Иного бы человека наверняка испугала необъяснимость такого странного исчезновения, но только не меня.
Я был настолько очарован ей, что дозволял находиться рядом с собой, когда вскрывал чей-то труп, в это время я полностью отключался, то есть я не думал, что это человек или что когда-то это был человек, для меня это не субъект, а объект моей работы, в то время как живая и прекрасная Матильда, находящаяся рядом, – это сказка, живая сказка при вхождении во тьму, даже мои чисто профессиональные интересы: как, от чего он загнулся – все остается за гранью моего опыта, все происходит машинально, кроме странных поцелуев с Матильдой, когда я вскрываю брюшную полость скальпелем и беру на анализ желчь и мочу покойника, я все еще продолжаю находиться в каком-то необъяснимом трансе, и вся работа происходит как заученное множество раз действо. Одновременно между наших легких прикосновений телами, поскольку руки заняты, и поцелуев, я могу немного придти в себя и поразмышлять о бренности нашего существования, о невозможности что-либо изменить и вместе с тем о том, как хорошо, что все-таки мы есть…
Такие разговоры утомляют Матильду и где-то в глубине души, как мне кажется, она ненавидит всех мужчин за их страсть все анализировать и обобщать.
Правда, она продолжает улыбаться мне, чтобы не разрушить наше единение и развить особую проницательность в нашем общении, и вообще иногда я чувствую, какая она хитрая женщина, это заметно по ее глазам, улыбке, по тому, как она говорит и как ненароком поглаживает меня рукой по спине, плечам и ягодицам, как ласково щурится, и все для того, чтобы извлечь из меня в данную минуту то, что ей нужно, а нужно ей ни много и ни мало – завладеть мной целиком и духовно, и телесно, не оставив ни одного места открытым и доступным остальном миру.
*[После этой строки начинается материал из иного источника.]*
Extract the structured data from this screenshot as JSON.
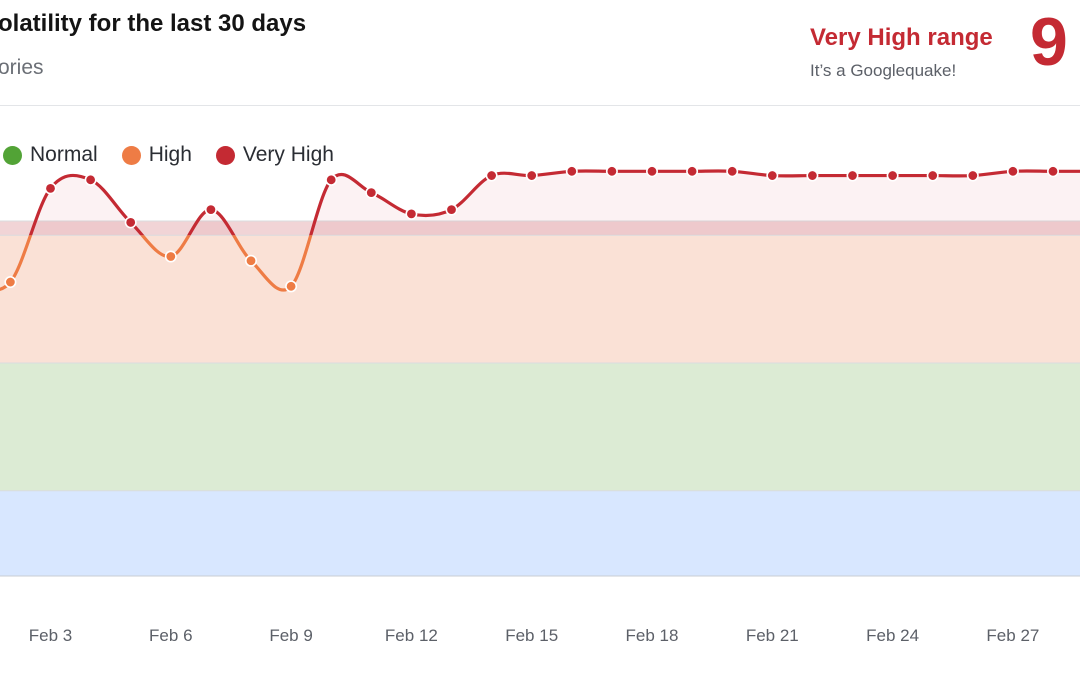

Она даже выпросила у меня разрешение иногда самой вскрывать трупы, может, чтобы быть ближе ко мне, и не забывать знаний, приобретенных ею в мединституте.
– Итак, я хочу еще, – сказала мне улыбающаяся Матильда.
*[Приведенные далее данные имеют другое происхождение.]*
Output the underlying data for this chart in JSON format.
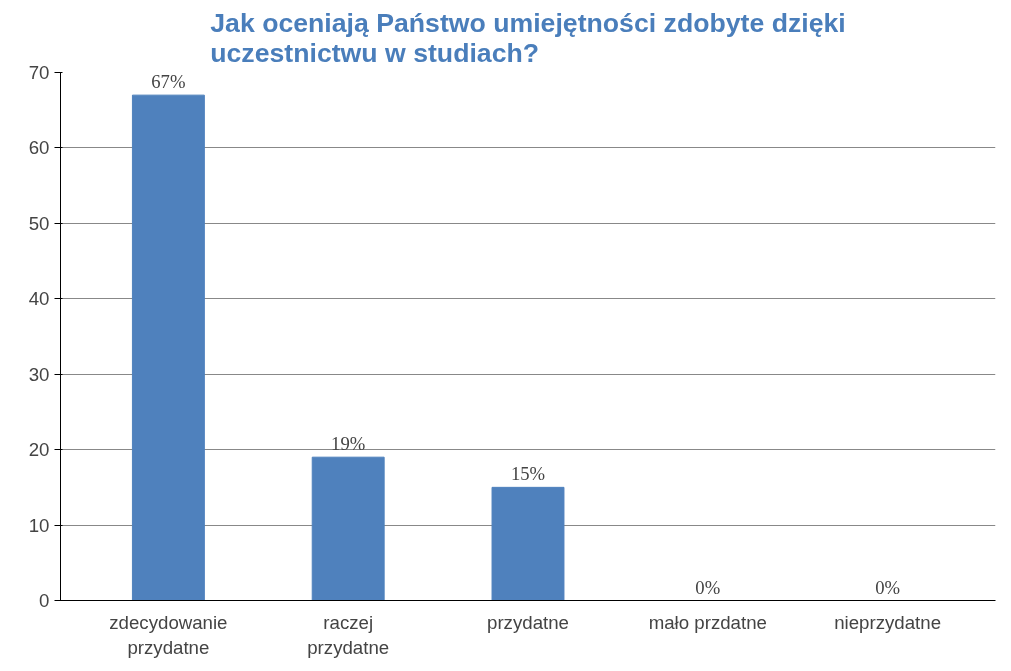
{
  "chart_data": {
    "type": "bar",
    "title": "Jak oceniają Państwo umiejętności zdobyte dzięki uczestnictwu w studiach?",
    "categories": [
      "zdecydowanie przydatne",
      "raczej przydatne",
      "przydatne",
      "mało przdatne",
      "nieprzydatne"
    ],
    "values": [
      67,
      19,
      15,
      0,
      0
    ],
    "value_labels": [
      "67%",
      "19%",
      "15%",
      "0%",
      "0%"
    ],
    "color": "#4f81bd",
    "ylim": [
      0,
      70
    ],
    "yticks": [
      0,
      10,
      20,
      30,
      40,
      50,
      60,
      70
    ],
    "grid": "y"
  }
}
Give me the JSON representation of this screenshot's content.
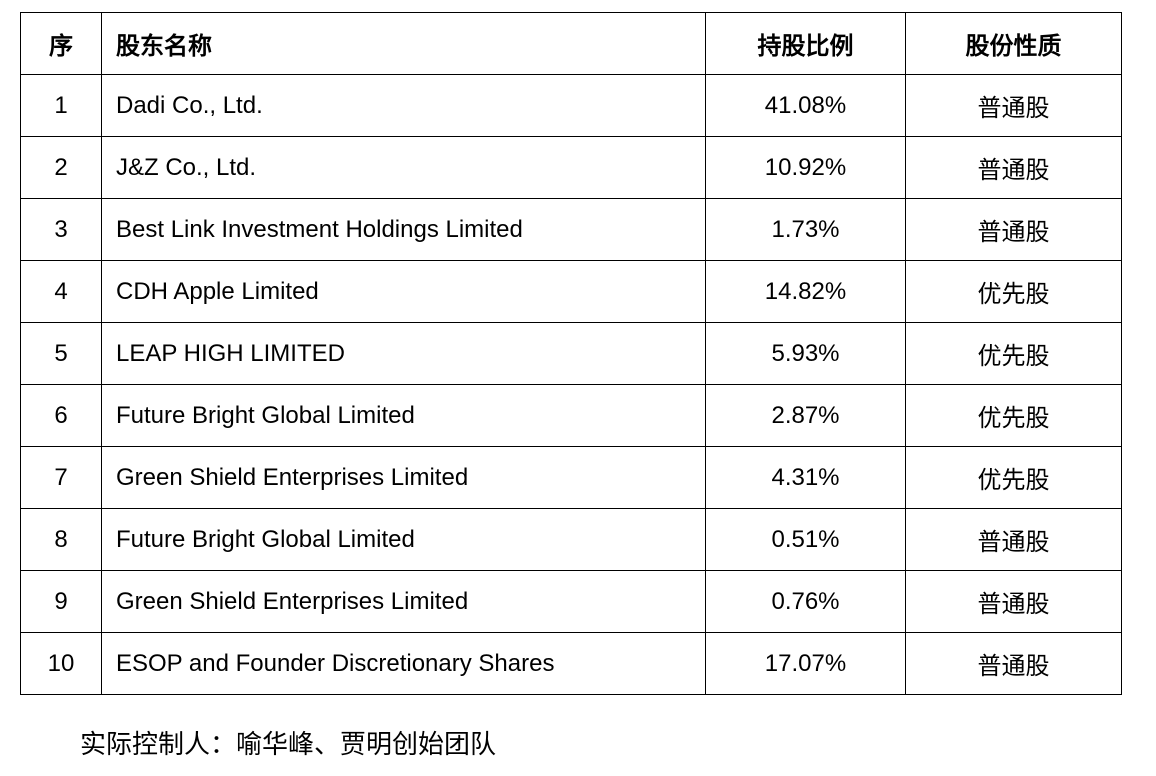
{
  "table": {
    "headers": {
      "index": "序",
      "name": "股东名称",
      "ratio": "持股比例",
      "type": "股份性质"
    },
    "rows": [
      {
        "index": "1",
        "name": "Dadi Co., Ltd.",
        "ratio": "41.08%",
        "type": "普通股"
      },
      {
        "index": "2",
        "name": "J&Z Co., Ltd.",
        "ratio": "10.92%",
        "type": "普通股"
      },
      {
        "index": "3",
        "name": "Best Link Investment Holdings Limited",
        "ratio": "1.73%",
        "type": "普通股"
      },
      {
        "index": "4",
        "name": "CDH Apple Limited",
        "ratio": "14.82%",
        "type": "优先股"
      },
      {
        "index": "5",
        "name": "LEAP HIGH LIMITED",
        "ratio": "5.93%",
        "type": "优先股"
      },
      {
        "index": "6",
        "name": "Future Bright Global Limited",
        "ratio": "2.87%",
        "type": "优先股"
      },
      {
        "index": "7",
        "name": "Green Shield Enterprises Limited",
        "ratio": "4.31%",
        "type": "优先股"
      },
      {
        "index": "8",
        "name": "Future Bright Global Limited",
        "ratio": "0.51%",
        "type": "普通股"
      },
      {
        "index": "9",
        "name": "Green Shield Enterprises Limited",
        "ratio": "0.76%",
        "type": "普通股"
      },
      {
        "index": "10",
        "name": "ESOP and Founder Discretionary Shares",
        "ratio": "17.07%",
        "type": "普通股"
      }
    ]
  },
  "footnote": "实际控制人：喻华峰、贾明创始团队"
}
Осуществив свое тайное желание, она хотела снова повторения.
– Матильда, но я же работаю, – немного заикаясь, ответил я, пытаясь придумать какую-нибудь дорожку к своему хотя бы временному освобождению, но Матильда, пользуясь отсутствием кого-либо в анатомическом зале, непреклонно сдавила его своими дрожащими руками и опять прошептала: «Я еще!» Она требовала вполне законной супружеской расплаты, но это же была не расплата, а какое-то безумное насилие надо мной как над личностью.
Только став ее мужем, я по-настоящему оценил собственный покой и одиночество, которые остались где-то далеко в прошлом. Опять бросив свою работу и попросив Ильина немного потрудиться за меня, я закрылся с Матильдой в кабинете.
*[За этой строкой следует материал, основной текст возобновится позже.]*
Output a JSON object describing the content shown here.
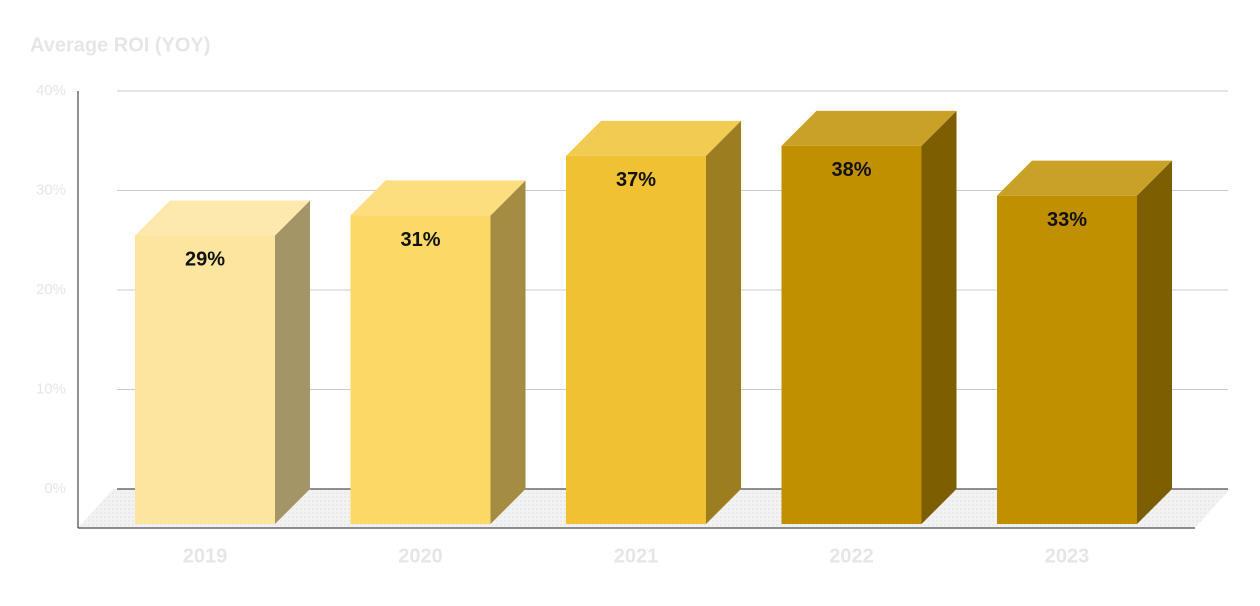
{
  "chart_data": {
    "type": "bar3d",
    "title": "Average ROI (YOY)",
    "categories": [
      "2019",
      "2020",
      "2021",
      "2022",
      "2023"
    ],
    "values": [
      29,
      31,
      37,
      38,
      33
    ],
    "value_labels": [
      "29%",
      "31%",
      "37%",
      "38%",
      "33%"
    ],
    "colors": [
      "#fde59f",
      "#fcd867",
      "#f0c233",
      "#c09000",
      "#c09000"
    ],
    "ylim": [
      0,
      40
    ],
    "yticks": [
      {
        "value": 0,
        "label": "0%"
      },
      {
        "value": 10,
        "label": "10%"
      },
      {
        "value": 20,
        "label": "20%"
      },
      {
        "value": 30,
        "label": "30%"
      },
      {
        "value": 40,
        "label": "40%"
      }
    ],
    "grid": true
  }
}
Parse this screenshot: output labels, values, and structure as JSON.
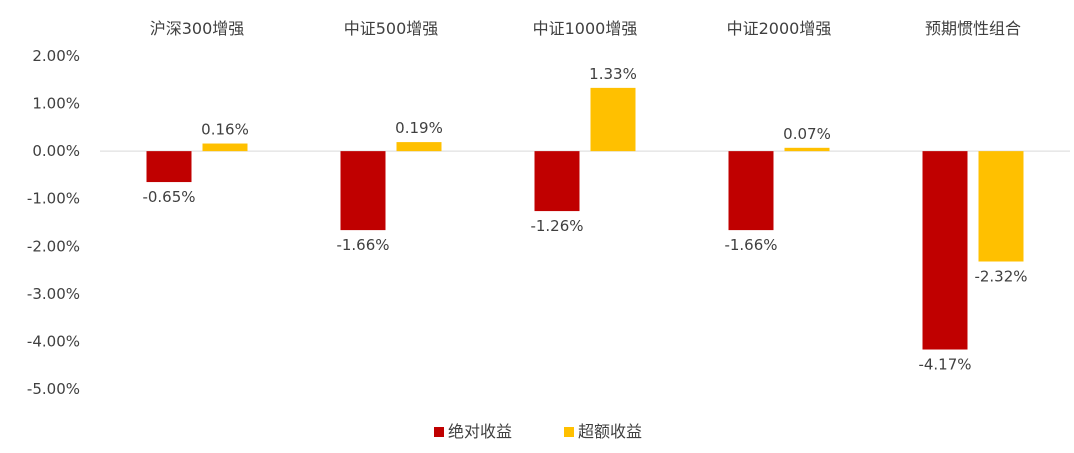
{
  "chart_data": {
    "type": "bar",
    "categories": [
      "沪深300增强",
      "中证500增强",
      "中证1000增强",
      "中证2000增强",
      "预期惯性组合"
    ],
    "series": [
      {
        "name": "绝对收益",
        "color": "#C00000",
        "values": [
          -0.65,
          -1.66,
          -1.26,
          -1.66,
          -4.17
        ],
        "labels": [
          "-0.65%",
          "-1.66%",
          "-1.26%",
          "-1.66%",
          "-4.17%"
        ]
      },
      {
        "name": "超额收益",
        "color": "#FFC000",
        "values": [
          0.16,
          0.19,
          1.33,
          0.07,
          -2.32
        ],
        "labels": [
          "0.16%",
          "0.19%",
          "1.33%",
          "0.07%",
          "-2.32%"
        ]
      }
    ],
    "ylim": [
      -5,
      2
    ],
    "yticks": [
      2,
      1,
      0,
      -1,
      -2,
      -3,
      -4,
      -5
    ],
    "ytick_labels": [
      "2.00%",
      "1.00%",
      "0.00%",
      "-1.00%",
      "-2.00%",
      "-3.00%",
      "-4.00%",
      "-5.00%"
    ],
    "category_position": "top",
    "grid": false,
    "legend_position": "bottom"
  }
}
Это был чудовищный прыжок в абсолютное безверие. Наш торжественный факт или акт закончился поздно ночью, а утром мы как обычно вскрывали с ней трупы, перебрасываясь время от времени ободряющими шутками.
– Мне кажется, твоя дама уже соскучилась по мужским рукам, – смеялась мне Матильда, глядя на мою обнаженную старушку, которую я уже скальпировал.
– Твой висельник, наверное, тоже млеет от наслаждений, – также весело отзывался я, даже не оглядываясь на копошащуюся в трупе Матильду.
Чтобы нам было легче переносить глупый вид скучающих покойников, мы вскрывали трупы противоположного пола: я – женщин, Матильда – мужчин.
Как ни странно, нас это как-то утешало, хотя в наших мыслях все равно витала Смерть, и мы всеми силами боролись с ее равнодушным и постоянно ранящим наше сознание обликом.
И потом мы снова закрывались у меня с Матильдой в кабинете и занимались сексом. Любовь и секс, все вместе взятое, как морфий или промедол, уносили нас далеко в безбрежный океан небесного счастья, где мы уже позабывали про все, в том числе и про себя, это было очень удобно. Где-то втайне я вспоминал бедного Штунцера и всею душою жалел его, боясь себе порой признаться, что во многом я повторяю его ужасно заблудившееся «Я».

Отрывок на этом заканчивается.